Patients taking AZELASTINE HYDROCHLORIDE who experience sinusitis should discuss this symptom with their healthcare provider to determine whether it may be related to their medication and what alternatives may be available.
SINUSITIS is a less commonly reported adverse event for AZELASTINE HYDROCHLORIDE, but still significant enough to appear in the safety profile.

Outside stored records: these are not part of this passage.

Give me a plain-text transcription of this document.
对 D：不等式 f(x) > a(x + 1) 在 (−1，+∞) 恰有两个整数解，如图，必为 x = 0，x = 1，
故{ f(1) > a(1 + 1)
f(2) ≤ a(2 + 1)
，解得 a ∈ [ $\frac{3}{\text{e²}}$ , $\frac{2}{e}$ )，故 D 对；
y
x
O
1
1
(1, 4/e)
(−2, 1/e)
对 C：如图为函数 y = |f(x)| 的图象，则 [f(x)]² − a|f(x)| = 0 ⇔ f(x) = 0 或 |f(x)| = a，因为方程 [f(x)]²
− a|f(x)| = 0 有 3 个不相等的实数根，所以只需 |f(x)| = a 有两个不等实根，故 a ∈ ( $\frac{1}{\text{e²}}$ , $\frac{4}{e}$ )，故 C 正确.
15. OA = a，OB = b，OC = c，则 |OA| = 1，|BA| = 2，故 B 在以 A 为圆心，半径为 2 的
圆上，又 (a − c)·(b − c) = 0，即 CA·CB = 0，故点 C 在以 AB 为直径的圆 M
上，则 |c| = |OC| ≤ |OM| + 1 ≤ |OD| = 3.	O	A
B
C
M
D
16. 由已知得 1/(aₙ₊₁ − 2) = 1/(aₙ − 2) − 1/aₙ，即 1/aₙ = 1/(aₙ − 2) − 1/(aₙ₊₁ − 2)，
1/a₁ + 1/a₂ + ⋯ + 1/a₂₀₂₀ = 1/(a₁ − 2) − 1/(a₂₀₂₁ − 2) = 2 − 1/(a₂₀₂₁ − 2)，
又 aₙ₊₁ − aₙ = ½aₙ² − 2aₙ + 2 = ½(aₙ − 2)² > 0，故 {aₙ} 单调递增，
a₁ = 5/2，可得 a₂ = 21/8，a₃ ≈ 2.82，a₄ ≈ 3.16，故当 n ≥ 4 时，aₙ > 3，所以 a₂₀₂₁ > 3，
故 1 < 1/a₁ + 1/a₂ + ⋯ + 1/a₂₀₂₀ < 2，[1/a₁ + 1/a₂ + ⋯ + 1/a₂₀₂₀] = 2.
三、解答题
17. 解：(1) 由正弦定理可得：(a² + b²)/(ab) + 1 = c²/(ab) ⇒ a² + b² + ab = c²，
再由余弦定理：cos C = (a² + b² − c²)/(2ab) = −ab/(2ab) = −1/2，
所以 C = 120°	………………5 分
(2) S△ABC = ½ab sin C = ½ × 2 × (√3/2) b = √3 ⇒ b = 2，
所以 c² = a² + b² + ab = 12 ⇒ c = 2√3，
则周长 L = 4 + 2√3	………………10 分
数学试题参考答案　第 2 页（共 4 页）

In addition to sinusitis, the following adverse reactions have been reported for AZELASTINE HYDROCHLORIDE:
The following drugs have also been linked to sinusitis in FDA adverse event reports:
SINUSITIS has been reported as an adverse event in 283 FDA reports for AZELASTINE HYDROCHLORIDE. This does not prove causation, but indicates an association observed in post-market surveillance data.
SINUSITIS accounts for approximately 2.0% of all adverse event reports for AZELASTINE HYDROCHLORIDE, making it a notable side effect.
If you experience sinusitis while taking AZELASTINE HYDROCHLORIDE, contact your healthcare provider. They can evaluate whether the symptom is related to your medication and discuss potential adjustments to your treatment plan. Do not stop taking prescribed medication without consulting your doctor.